The phrase “termination of employment” in Section 8.2(a)(iii) is not defined in the Plan. Defendants contend that although the provision is clear that a benefit payment commences after a “termination of employment,” there is ambiguity as to when a “termination of employment” has taken place. (ECF No. 21 at 4.) According to Defendants, a “Terminated Referee” could take on at least two meanings: (1) “a Referee who was terminated by the NBA”; and (2) “a Referee who was terminated and has no reasonable prospects for returning to work as a Referee.” (ECF No. 21 at 3.) Therefore, Defendants contend, “the Plan has an ambiguity requiring the Committee's interpretation, and that interpretation is entitled to substantial deference.” (Id.) Mauer contends that the terms of the Plan are unambiguous, and thus, the Committee had no discretion to deviate from the terms of the Plan, and the Court should apply the terms of the Plan as written. (ECF No. 18 at 3.)
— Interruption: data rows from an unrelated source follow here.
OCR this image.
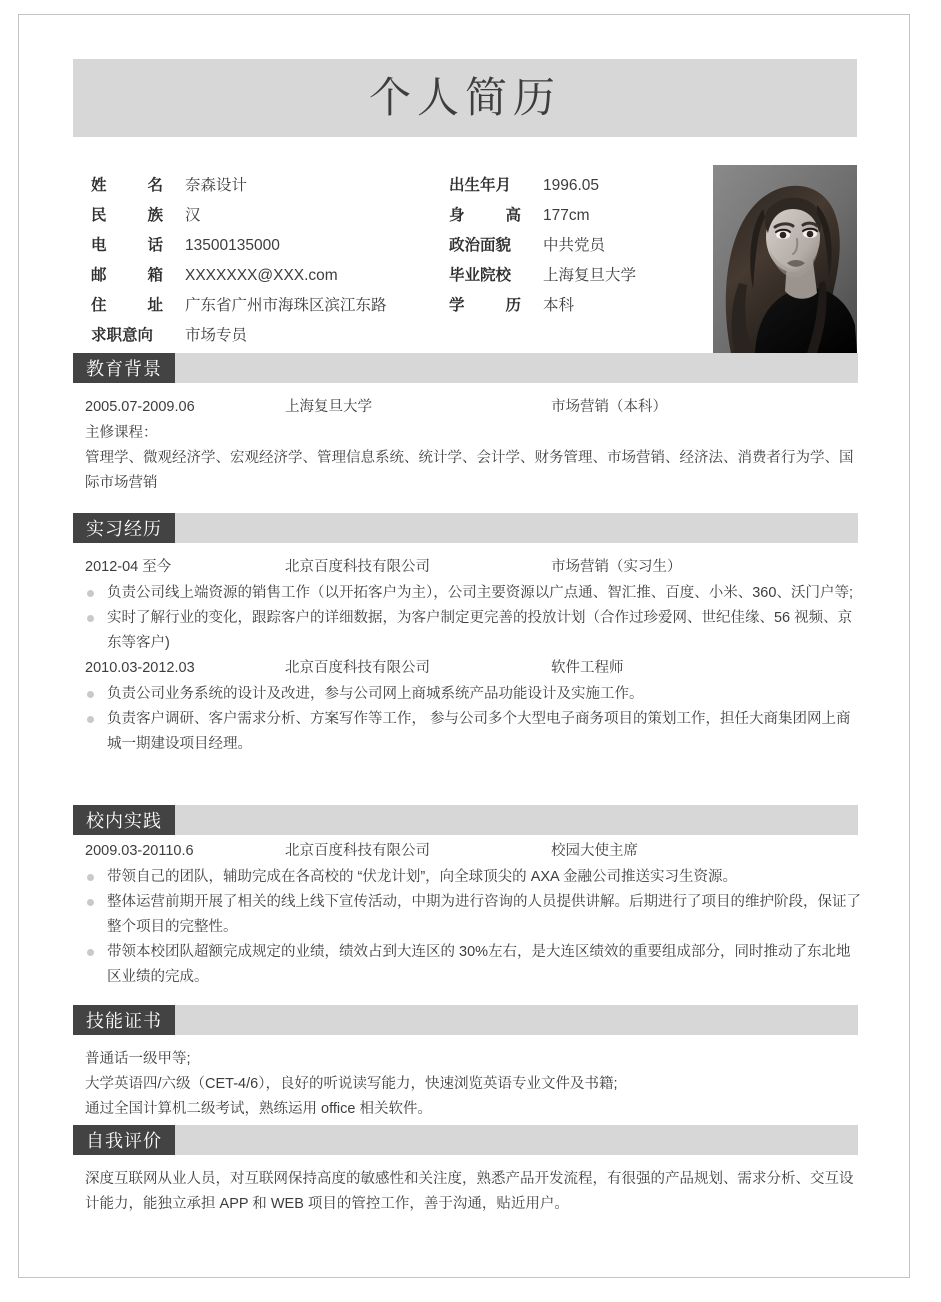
个人简历
姓	名	奈森设计
民	族	汉
电	话	13500135000
邮	箱	XXXXXXX@XXX.com
住	址	广东省广州市海珠区滨江东路
求职意向	市场专员
出生年月	1996.05
身	高	177cm
政治面貌	中共党员
毕业院校	上海复旦大学
学	历	本科
教育背景
2005.07-2009.06	上海复旦大学	市场营销（本科）
主修课程：
管理学、微观经济学、宏观经济学、管理信息系统、统计学、会计学、财务管理、市场营销、经济法、消费者行为学、国际市场营销
实习经历
2012-04 至今	北京百度科技有限公司	市场营销（实习生）
负责公司线上端资源的销售工作（以开拓客户为主），公司主要资源以广点通、智汇推、百度、小米、360、沃门户等;
实时了解行业的变化，跟踪客户的详细数据，为客户制定更完善的投放计划（合作过珍爱网、世纪佳缘、56 视频、京东等客户)
2010.03-2012.03	北京百度科技有限公司	软件工程师
负责公司业务系统的设计及改进，参与公司网上商城系统产品功能设计及实施工作。
负责客户调研、客户需求分析、方案写作等工作， 参与公司多个大型电子商务项目的策划工作，担任大商集团网上商城一期建设项目经理。
校内实践
2009.03-20110.6	北京百度科技有限公司	校园大使主席
带领自己的团队，辅助完成在各高校的 “伏龙计划”，向全球顶尖的 AXA 金融公司推送实习生资源。
整体运营前期开展了相关的线上线下宣传活动，中期为进行咨询的人员提供讲解。后期进行了项目的维护阶段，保证了整个项目的完整性。
带领本校团队超额完成规定的业绩，绩效占到大连区的 30%左右，是大连区绩效的重要组成部分，同时推动了东北地区业绩的完成。
技能证书
普通话一级甲等;
大学英语四/六级（CET-4/6），良好的听说读写能力，快速浏览英语专业文件及书籍;
通过全国计算机二级考试，熟练运用 office 相关软件。
自我评价
深度互联网从业人员，对互联网保持高度的敏感性和关注度，熟悉产品开发流程，有很强的产品规划、需求分析、交互设计能力，能独立承担 APP 和 WEB 项目的管控工作，善于沟通，贴近用户。
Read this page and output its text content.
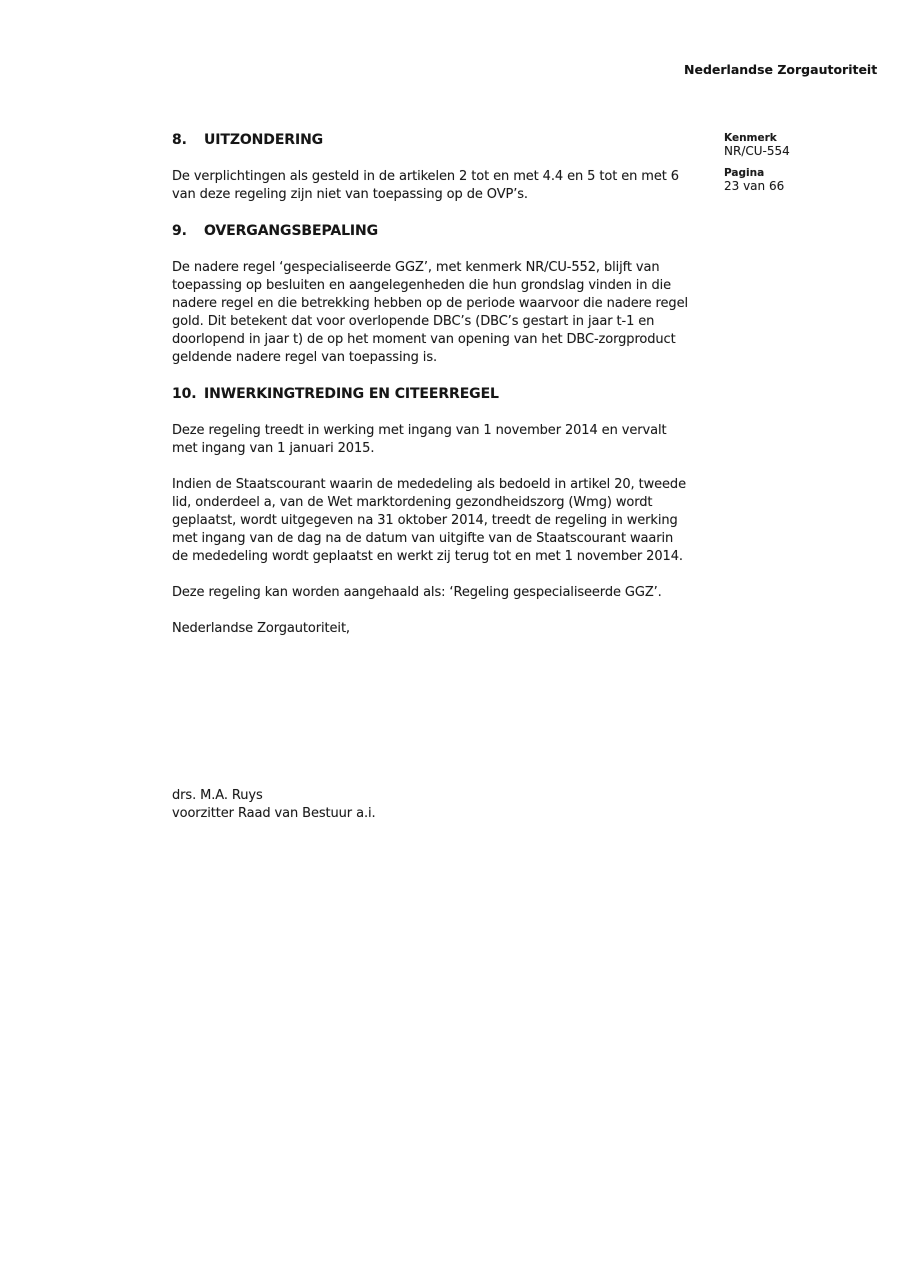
Nederlandse Zorgautoriteit
Kenmerk
NR/CU-554
Pagina
23 van 66
8.	UITZONDERING

De verplichtingen als gesteld in de artikelen 2 tot en met 4.4 en 5 tot en met 6 van deze regeling zijn niet van toepassing op de OVP’s.

9.	OVERGANGSBEPALING

De nadere regel ‘gespecialiseerde GGZ’, met kenmerk NR/CU-552, blijft van toepassing op besluiten en aangelegenheden die hun grondslag vinden in die nadere regel en die betrekking hebben op de periode waarvoor die nadere regel gold. Dit betekent dat voor overlopende DBC’s (DBC’s gestart in jaar t-1 en doorlopend in jaar t) de op het moment van opening van het DBC-zorgproduct geldende nadere regel van toepassing is.

10. INWERKINGTREDING EN CITEERREGEL

Deze regeling treedt in werking met ingang van 1 november 2014 en vervalt met ingang van 1 januari 2015.

Indien de Staatscourant waarin de mededeling als bedoeld in artikel 20, tweede lid, onderdeel a, van de Wet marktordening gezondheidszorg (Wmg) wordt geplaatst, wordt uitgegeven na 31 oktober 2014, treedt de regeling in werking met ingang van de dag na de datum van uitgifte van de Staatscourant waarin de mededeling wordt geplaatst en werkt zij terug tot en met 1 november 2014.

Deze regeling kan worden aangehaald als: ‘Regeling gespecialiseerde GGZ’.

Nederlandse Zorgautoriteit,

drs. M.A. Ruys
voorzitter Raad van Bestuur a.i.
To determine whether the phrase “termination of employment” is ambiguous, “[t]his Court will review the Plan as a whole, giving terms their plain meanings.” Fay v. Oxford Health Plan, 287 F.3d 96, 104 (2d Cir. 2002) (internal citations omitted). “Language is ambiguous when it is capable of more than one meaning when viewed objectively by a reasonably intelligent person who has examined the context of the entire . . . agreement.” O 'Neil, 37 F.3d at 59 (internal quotation marks and citations omitted). “Whether contract language is ambiguous is a question of law that is resolved by reference to the contract alone.” Id. at 58-59 (internal quotation marks and citations omitted).

Black's Law Dictionary defines “termination of employment” as “[t]he complete severance of an employer-employee relationship.” Termination, Black's Law Dictionary (11th ed. 2019); see also New York's Health & Hum. Serv. Emps. Union, 1199/SEIU, AFL-CIO v. Grossman, No. 02-CV-6031, 2007 WL 2907386, at *20 (E.D.N.Y. Oct. 3, 2007) (“The tenth edition of Merriam-Webster's Collegiate Dictionary defines the word ‘terminate' in the employment context as follows: ‘To discontinue the employment of.'”) (quoting Merriam-Webster's Collegiate Dictionary1212 (10th ed. 2001)). Defendants contend that “‘termination' as used in the Plan and elsewhere, is generally understood to mean a permanent, irrevocable cessation, like ‘death, retirement, or disability.'” (ECF No. 21 at 4.) The Court disagrees.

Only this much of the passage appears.